AMMBAN seeks support for agents, review of POS charge by CBN

Says charge antithetical to financial inclusion drive

The Association of Mobile Money and Bank Agents in Nigeria (AMMBAN) has appealed to the Central Bank of Nigeria (CBN) and the Office of the Vice President to review the five per cent charge on Point of Sale (PoS) transactions being imposed on its members

The association, while urging the Vice President and the CBN to review the current arrangement and ensure that principals provide the necessary support and funding to their agents, said the recent introduction of the five per cent electronic fee on agents had added to the burden of PoS operators.

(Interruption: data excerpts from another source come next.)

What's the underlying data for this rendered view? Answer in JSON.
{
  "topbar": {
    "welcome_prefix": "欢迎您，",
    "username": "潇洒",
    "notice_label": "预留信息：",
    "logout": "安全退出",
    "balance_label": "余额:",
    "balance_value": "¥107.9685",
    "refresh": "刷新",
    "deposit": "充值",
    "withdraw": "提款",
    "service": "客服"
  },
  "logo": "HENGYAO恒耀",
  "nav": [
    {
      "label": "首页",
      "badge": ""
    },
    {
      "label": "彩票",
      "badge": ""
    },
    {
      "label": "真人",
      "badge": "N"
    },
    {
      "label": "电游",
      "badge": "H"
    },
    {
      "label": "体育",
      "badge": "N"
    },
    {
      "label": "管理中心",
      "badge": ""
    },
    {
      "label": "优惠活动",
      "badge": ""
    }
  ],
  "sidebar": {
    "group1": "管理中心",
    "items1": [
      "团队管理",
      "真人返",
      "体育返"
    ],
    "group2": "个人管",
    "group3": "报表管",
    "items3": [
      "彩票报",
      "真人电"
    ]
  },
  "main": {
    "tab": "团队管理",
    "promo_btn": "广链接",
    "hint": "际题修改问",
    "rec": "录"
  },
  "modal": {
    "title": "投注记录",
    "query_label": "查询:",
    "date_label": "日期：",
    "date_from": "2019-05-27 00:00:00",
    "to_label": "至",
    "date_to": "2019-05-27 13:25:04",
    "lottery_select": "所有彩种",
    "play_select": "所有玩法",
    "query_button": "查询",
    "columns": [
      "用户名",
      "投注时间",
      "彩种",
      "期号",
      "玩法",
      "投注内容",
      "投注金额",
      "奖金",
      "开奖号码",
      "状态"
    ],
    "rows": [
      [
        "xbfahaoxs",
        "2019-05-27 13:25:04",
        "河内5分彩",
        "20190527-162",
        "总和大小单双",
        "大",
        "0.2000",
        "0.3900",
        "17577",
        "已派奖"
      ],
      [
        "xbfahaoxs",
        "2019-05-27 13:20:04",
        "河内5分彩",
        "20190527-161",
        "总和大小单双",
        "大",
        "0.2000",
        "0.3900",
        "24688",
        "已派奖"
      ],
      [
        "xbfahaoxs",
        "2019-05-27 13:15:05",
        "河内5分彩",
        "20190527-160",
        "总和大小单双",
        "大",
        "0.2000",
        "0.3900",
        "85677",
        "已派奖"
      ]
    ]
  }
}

It, however, emphasised that the fee is onerous, given that agents already shouldered numerous costs to deliver their services.

This was contained in a statement made available to journalists in Ibadan, yesterday, by the National Vice President of the association, Adeyemo Yusuf.

The statement was signed by the Osun State Chairman, Badiru Olawale; the National Public Relations Officer, Ogungbayi Ganiyu; the National Chief Aggregating Officer, Quadri Adegunwa; Vice Chairman, Bauchi State, Hassan Khadija; Edo State Chairman, Ekhator Osaro and Abia State Chairman, Chukwu Ifeyin.

The association lamented that PoS operators are not treated as priority agents for cash accessibility, resulting in difficulties accessing cash while providing essential financial services to the public.

It added that the increase would retard the financial inclusion drive of the government.

The National Vice President said: “Moreover, this increase will help reduce pricing and promote financial inclusion. We also wish to bring to the attention of the CBN and the Office of the Vice President that PoS agents in Nigeria are not provided with any form of support or funding by the banks or principals.

“This is unlike the practice in other countries, where principals provide liquidity in terms of digital and cash to their respective agents. In Nigeria, agents are expected to provide financial services to the public without any form of support or funding.

“Furthermore, agents are being taxed with interest on their operation funds, which they borrowed to provide services. They also pay electronic fees, location fees, liquidity cash movement costs, and face security threats. Despite these challenges, agents are expected to provide services without exploiting customers.”